Kommentar falscher Bericht „Rolling Stone“: Sorgfalt muss unverrückbar bleiben

Dass das US-Magazin einen Artikel zurückziehen muss, schadet nicht nur Opfern sexueller Gewalt. Es geht auch um die Berechtigung von Journalismus.

„Die Mediengesellschaft der digitalen Moderne braucht Regeln zur Sicherung der Besonnenheit in besinnungslosen Zeiten.“ Bild: Imago / ParoramiC

Das ist der Albtraum einer jeden JournalistIn, einer jeden ChefredakteurIn und wohl auch einer jeden HerausgeberIn: Eine anerkannte Kollegin löst in den USA mit einer exklusiven Geschichte im Rolling Stone eine dringend notwendige Debatte über sexuelle Gewalt und Übergriffe an Universitäten aus und wie diese strukturell verheimlicht und die Opfer im Stich gelassen werden.

Dann stellt sich heraus, dass die Geschichte so wenig belegt ist, dass sie zurückgezogen werden muss – wenn sie nicht sogar gänzlich unwahr ist.
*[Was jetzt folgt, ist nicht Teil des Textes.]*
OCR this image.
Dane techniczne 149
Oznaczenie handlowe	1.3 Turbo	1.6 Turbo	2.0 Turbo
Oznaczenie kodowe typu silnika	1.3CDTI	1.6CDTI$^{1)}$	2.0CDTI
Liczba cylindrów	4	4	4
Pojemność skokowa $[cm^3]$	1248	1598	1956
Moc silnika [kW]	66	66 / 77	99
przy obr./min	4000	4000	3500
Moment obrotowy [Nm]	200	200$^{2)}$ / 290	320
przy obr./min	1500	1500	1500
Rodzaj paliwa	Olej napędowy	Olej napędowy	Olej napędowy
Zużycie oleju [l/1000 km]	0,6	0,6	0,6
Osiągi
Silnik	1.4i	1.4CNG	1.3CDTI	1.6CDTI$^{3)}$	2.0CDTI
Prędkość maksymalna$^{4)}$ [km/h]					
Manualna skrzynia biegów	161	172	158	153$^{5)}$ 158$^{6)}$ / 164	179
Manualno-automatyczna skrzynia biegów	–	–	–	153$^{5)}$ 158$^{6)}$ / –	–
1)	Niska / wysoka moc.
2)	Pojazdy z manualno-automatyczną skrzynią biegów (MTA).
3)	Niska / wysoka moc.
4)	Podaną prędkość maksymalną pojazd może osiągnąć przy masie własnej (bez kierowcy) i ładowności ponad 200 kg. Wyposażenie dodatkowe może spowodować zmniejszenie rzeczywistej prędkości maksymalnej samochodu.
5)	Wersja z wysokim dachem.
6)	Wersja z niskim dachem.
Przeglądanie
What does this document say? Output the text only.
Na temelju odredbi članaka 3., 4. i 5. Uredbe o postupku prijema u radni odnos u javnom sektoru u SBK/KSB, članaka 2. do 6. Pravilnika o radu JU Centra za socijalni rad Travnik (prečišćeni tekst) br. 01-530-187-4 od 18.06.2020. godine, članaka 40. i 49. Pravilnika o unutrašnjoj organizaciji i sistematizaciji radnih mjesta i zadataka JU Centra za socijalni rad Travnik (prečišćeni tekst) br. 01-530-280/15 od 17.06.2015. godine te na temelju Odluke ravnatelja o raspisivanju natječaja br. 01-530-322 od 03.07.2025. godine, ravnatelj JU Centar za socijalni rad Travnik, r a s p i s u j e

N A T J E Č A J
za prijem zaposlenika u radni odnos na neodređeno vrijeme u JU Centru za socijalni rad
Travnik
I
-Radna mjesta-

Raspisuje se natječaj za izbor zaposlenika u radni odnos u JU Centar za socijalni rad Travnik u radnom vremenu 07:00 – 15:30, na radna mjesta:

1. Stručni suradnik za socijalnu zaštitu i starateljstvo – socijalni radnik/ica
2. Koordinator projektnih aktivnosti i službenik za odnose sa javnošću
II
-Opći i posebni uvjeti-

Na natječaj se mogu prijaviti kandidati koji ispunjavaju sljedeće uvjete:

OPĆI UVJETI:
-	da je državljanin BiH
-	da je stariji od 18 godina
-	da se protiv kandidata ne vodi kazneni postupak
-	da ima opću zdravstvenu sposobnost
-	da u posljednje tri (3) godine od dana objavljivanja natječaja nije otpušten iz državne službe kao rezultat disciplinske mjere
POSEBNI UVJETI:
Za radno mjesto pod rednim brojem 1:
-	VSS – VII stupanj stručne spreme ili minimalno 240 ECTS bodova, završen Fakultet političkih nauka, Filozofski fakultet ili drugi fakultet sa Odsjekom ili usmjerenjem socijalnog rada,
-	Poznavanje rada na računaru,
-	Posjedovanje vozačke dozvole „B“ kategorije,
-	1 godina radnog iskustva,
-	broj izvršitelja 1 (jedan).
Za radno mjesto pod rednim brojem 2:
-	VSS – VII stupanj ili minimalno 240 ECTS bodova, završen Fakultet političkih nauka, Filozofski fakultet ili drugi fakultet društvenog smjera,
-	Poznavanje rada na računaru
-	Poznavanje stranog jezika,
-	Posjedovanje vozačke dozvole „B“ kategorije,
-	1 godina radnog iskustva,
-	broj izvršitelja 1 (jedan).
Und zwar nicht, weil die Autorin wissentlich gefälscht hat, wie der Schweizer Tom Kummer. Sondern weil die Kollegin nicht der journalistischen Grundregel gefolgt ist, mindestens zwei, am besten drei sichere Informationsquellen zu haben.

Dass der Rolling Stone nun die Geschichte dieser jungen Frau, die „Jackie“ genannt wird, zurückziehen muss, ist nicht nur für Autorin Sabrina Rubin Erdely und das renommierte Magazin ein Desaster. Es ist schon jetzt klar, dass dieser Vorfall künftig von allen missbraucht wird, die eine Aufklärung und mediale Begleitung von sexuellen Gewaltdelikten verhindern wollen. Erdely hat damit den Opfern sexueller Gewalt nachhaltig geschadet.

Und nicht nur das. In den USA gibt es schon länger Mechanismen, um die Glaubwürdigkeit liberaler und linker Medien zu diskreditieren. Auch der kommende Präsidentschaftswahlkampf wird über die Medien ausgetragen. Milliarden fließen in Kampagnen und PR-Profis. Und auch dort wird der Fall „Jackie" ein gefundenes Fressen sein für jene, die der Qualitätspresse vorwerfen, nur Propaganda und keinen wirklichen Journalismus zu liefern.

Gründe spielen keine Rolle

Das ist absurd angesichts des Niveaus, das beim rechtskonservativen Sender Fox News und anderen reaktionären Medienanstalten herrscht. Das Argument wird trotzdem ziehen.

Es ist nicht zu bestreiten, dass in diesem Fall eine Geschichte veröffentlicht wurde, die nicht zu Ende recherchiert war. Die Gründe spielen dabei keine Rolle. Der Medienexperte Bernhard Pörksen hat einen bemerkenswerten Artikel in der aktuellen Zeit veröffentlicht. Er nimmt die Berichterstattung über den Germanwings-Crash zum Anlass, zu reflektieren, vor welchen Herausforderungen der Journalismus steht und formuliert den schönen Satz: „Die Mediengesellschaft der digitalen Moderne braucht, paradox genug, Regeln zur Sicherung der Besonnenheit in besinnungslosen Zeiten.“

Das ist nicht nur wahr für die Katastrophenberichterstattung. Nur wenn Sorgfalt und Unabhängigkeit unverrückbar bleiben, hat der Journalismus eine Berechtigung. Und nur dann kann er auch eine Zukunft haben.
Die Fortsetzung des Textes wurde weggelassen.